Implied vol is (very loosely speaking) the risk neutral expectation of the realized volatility over the life of the option.
A 10Y implied vol is an average over 10 years, and therefore is relatively immune to short term spikes. It is slowly varying, relative to a 1M vol which only captures spikes in short term sentiment.
When the Vix (which is short term) went to over 150% in the crisis of 2008-9, you would not expect it to last for many months. Therefore the longer term vols did not spike in that extent.
It is essentially the same logic that applies to yield curves, where the 30Y rate moves in a much less volatile than the 1Y rate. The former reflects long term fundamentals, while the latter assesses the next business cycle and central bank responses.
Re (2) in your edit:
Implied vol skews are much more pronounced for short term options (when you have moneyness on the x-axis). After all, a 10% move is big over a day or a week, but not a big deal over two years. Also, just due to the law of large numbers distributions become more Gaussian in the long run, and the smile flattens out somewhat.
Every stock/vol surface will have some degree of 'stickiness' associated with it: Say, for example, that the spot is 100, and (strike, vol) pairs look like that (90, 40%), (100 ATM, 30%), (110, 25%). If now the spot moves down to 95, there are three effects in play:
Sticky moneyness: The ATM spot level is now 95, and the whole skew will have the tendency to be carried with the declining spot to the left, in order for the ATM option to keep vol of 30%. When you use time series of ATM implied vols, this is what you implicitly assume. The option with strike 90 will see its implied vol going down to 35%, and so on.

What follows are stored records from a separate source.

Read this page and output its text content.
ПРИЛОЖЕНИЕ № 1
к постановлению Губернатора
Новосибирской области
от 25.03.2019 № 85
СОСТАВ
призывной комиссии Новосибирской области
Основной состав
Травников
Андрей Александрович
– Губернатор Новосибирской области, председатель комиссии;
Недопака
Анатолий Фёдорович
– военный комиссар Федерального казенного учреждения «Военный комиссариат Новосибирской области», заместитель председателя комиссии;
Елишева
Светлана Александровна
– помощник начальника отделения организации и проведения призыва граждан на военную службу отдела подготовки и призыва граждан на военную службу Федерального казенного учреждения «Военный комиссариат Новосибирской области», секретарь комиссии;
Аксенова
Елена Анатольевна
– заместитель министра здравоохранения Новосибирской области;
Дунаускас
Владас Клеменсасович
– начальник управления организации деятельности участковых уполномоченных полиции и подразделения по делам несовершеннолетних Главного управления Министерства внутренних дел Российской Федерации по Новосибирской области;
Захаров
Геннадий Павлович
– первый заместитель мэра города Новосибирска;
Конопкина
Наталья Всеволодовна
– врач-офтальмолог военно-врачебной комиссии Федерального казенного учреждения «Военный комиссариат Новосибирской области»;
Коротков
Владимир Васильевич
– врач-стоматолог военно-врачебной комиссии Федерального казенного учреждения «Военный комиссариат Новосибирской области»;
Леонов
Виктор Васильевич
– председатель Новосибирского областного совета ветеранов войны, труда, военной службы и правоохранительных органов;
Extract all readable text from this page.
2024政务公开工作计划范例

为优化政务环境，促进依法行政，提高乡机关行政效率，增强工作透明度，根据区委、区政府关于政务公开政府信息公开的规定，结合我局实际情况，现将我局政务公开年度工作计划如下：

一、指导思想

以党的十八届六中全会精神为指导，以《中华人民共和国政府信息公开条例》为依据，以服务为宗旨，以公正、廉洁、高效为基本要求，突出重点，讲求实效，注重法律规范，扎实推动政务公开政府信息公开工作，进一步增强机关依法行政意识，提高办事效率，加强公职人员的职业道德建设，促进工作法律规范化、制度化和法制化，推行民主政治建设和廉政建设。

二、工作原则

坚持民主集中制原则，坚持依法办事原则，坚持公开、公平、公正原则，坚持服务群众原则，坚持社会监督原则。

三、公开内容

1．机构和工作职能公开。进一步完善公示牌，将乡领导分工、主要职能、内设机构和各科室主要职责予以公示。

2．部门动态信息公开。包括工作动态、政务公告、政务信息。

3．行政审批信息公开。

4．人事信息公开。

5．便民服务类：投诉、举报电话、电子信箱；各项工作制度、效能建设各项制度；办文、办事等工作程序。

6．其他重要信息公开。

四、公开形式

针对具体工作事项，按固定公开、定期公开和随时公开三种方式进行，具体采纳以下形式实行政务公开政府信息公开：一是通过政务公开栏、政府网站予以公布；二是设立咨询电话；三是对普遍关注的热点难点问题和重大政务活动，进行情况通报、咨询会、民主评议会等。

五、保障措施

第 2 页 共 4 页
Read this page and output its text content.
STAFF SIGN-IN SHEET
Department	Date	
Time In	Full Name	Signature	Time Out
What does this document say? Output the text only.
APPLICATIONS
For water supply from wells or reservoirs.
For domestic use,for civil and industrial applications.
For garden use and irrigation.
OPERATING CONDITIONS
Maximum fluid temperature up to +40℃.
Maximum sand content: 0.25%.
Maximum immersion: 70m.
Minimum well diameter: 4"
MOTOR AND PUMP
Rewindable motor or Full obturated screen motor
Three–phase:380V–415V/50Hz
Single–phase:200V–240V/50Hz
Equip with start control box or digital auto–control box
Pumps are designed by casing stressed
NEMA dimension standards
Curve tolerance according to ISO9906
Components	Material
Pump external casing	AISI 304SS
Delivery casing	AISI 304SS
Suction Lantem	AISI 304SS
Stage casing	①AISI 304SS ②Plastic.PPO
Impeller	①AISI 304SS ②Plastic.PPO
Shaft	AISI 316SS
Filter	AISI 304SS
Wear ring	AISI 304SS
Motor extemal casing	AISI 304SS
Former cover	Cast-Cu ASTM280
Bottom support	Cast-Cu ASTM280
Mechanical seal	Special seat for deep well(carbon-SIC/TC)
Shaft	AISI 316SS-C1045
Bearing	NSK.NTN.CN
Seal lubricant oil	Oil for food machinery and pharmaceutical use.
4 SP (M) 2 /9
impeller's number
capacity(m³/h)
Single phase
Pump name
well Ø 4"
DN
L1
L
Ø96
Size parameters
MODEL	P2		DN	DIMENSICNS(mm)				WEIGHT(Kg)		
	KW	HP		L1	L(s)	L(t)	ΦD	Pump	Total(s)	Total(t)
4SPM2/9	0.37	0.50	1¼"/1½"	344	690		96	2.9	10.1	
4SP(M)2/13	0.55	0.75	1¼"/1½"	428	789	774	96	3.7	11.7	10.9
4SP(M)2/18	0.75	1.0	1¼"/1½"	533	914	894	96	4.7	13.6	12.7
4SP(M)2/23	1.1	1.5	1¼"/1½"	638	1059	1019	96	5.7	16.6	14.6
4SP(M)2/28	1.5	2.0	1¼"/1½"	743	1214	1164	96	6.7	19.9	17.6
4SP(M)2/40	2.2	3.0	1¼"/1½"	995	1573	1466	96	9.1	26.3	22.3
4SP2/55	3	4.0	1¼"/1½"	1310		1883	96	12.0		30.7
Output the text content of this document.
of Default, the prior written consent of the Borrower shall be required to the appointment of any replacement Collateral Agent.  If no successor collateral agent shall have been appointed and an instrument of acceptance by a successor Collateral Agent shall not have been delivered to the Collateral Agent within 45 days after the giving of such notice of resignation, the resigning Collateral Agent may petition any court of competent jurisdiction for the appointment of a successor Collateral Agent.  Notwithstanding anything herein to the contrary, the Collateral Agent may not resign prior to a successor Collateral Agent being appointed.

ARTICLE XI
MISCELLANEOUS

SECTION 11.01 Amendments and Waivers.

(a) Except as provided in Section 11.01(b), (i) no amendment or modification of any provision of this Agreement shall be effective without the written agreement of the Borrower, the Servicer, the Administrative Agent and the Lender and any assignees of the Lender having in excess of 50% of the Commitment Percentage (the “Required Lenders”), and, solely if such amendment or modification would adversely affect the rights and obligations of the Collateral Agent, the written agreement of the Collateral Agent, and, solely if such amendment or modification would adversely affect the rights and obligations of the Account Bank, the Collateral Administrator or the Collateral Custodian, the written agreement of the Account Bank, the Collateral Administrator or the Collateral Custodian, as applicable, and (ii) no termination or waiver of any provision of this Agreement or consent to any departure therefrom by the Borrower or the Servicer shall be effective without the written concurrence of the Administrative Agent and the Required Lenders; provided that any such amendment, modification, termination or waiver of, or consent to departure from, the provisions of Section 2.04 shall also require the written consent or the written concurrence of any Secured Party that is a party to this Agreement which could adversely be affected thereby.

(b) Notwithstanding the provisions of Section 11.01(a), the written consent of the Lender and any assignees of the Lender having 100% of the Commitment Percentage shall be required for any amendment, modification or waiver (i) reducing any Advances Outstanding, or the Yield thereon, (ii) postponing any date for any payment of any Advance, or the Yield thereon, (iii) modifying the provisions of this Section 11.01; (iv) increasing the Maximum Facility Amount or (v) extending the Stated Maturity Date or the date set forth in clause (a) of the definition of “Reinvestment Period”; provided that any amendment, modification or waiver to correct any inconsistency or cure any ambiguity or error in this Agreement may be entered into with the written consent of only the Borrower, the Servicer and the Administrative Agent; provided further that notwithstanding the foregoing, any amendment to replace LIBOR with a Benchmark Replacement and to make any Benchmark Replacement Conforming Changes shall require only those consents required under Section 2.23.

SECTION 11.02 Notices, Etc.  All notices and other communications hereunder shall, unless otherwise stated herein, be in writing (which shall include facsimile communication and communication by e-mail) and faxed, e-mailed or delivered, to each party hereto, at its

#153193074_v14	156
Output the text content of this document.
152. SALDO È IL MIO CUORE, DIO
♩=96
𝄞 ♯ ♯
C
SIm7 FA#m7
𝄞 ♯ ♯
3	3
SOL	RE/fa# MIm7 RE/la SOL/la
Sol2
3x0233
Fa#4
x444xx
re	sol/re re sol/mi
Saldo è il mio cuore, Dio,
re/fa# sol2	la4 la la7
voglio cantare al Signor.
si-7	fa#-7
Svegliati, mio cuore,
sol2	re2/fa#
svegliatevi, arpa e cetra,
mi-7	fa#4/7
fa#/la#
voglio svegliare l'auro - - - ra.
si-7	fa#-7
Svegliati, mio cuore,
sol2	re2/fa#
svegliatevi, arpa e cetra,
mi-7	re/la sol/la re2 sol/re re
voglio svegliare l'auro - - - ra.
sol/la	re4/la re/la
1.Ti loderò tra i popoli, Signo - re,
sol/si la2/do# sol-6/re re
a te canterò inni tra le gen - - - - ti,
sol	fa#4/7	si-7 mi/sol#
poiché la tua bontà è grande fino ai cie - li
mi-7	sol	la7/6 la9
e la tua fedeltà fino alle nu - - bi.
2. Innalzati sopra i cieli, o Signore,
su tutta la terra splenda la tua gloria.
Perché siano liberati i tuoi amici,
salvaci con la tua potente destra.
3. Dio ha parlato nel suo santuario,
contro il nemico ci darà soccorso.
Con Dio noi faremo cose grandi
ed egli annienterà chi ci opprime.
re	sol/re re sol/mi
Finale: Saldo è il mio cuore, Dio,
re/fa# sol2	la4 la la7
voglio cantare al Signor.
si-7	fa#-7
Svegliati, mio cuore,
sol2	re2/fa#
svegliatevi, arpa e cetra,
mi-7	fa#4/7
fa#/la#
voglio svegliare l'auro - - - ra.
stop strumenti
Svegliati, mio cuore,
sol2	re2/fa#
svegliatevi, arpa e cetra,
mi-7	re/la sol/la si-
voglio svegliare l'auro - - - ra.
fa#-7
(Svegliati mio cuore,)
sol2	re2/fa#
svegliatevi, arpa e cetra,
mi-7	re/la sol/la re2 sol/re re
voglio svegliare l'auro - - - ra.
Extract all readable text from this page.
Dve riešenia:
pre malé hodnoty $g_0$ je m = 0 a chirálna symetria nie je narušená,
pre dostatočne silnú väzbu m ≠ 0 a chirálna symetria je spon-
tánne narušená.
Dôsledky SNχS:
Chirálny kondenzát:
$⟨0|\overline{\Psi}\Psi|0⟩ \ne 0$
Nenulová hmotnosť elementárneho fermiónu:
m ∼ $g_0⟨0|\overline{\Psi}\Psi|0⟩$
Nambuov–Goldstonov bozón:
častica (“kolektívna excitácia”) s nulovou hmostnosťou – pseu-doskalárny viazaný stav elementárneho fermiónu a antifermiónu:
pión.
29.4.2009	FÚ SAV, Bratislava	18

Sticky strike: The skew stays where it is in terms of strikes. Since options are contractually defined in terms of strikes, the implied vols of individual options do not change (even though you now observe the ATM vol to go up, from 30% to 35%).
In reality every stock, index or FX will exhibit a mix of moneyness and strike strickiness. As a rule of thumb, I would say the sticky strike dominates over short term moves for equities.
The above move (or not move) the skew left and right. But you also have:
- Spot/vol correlation: Realised vol is correlated with spot. This does not refer to any particular option, and will move the whole skew up or down. It just says that if the spot drops by 5% the world is more volatile by 2% (and the time value of all options increases, so to speak).
As long term skews are much flatter, spot/vol correlation becomes more important over stickiness.
This is my toy understanding and decomposition: spot/vol correlation (up/down) and stickiness (left/right). It is not uncommon for people to confuse left/right for up/down and conclude that there more negative spot/vol correlation than there really is. Especially when they use short term vols like the Vix.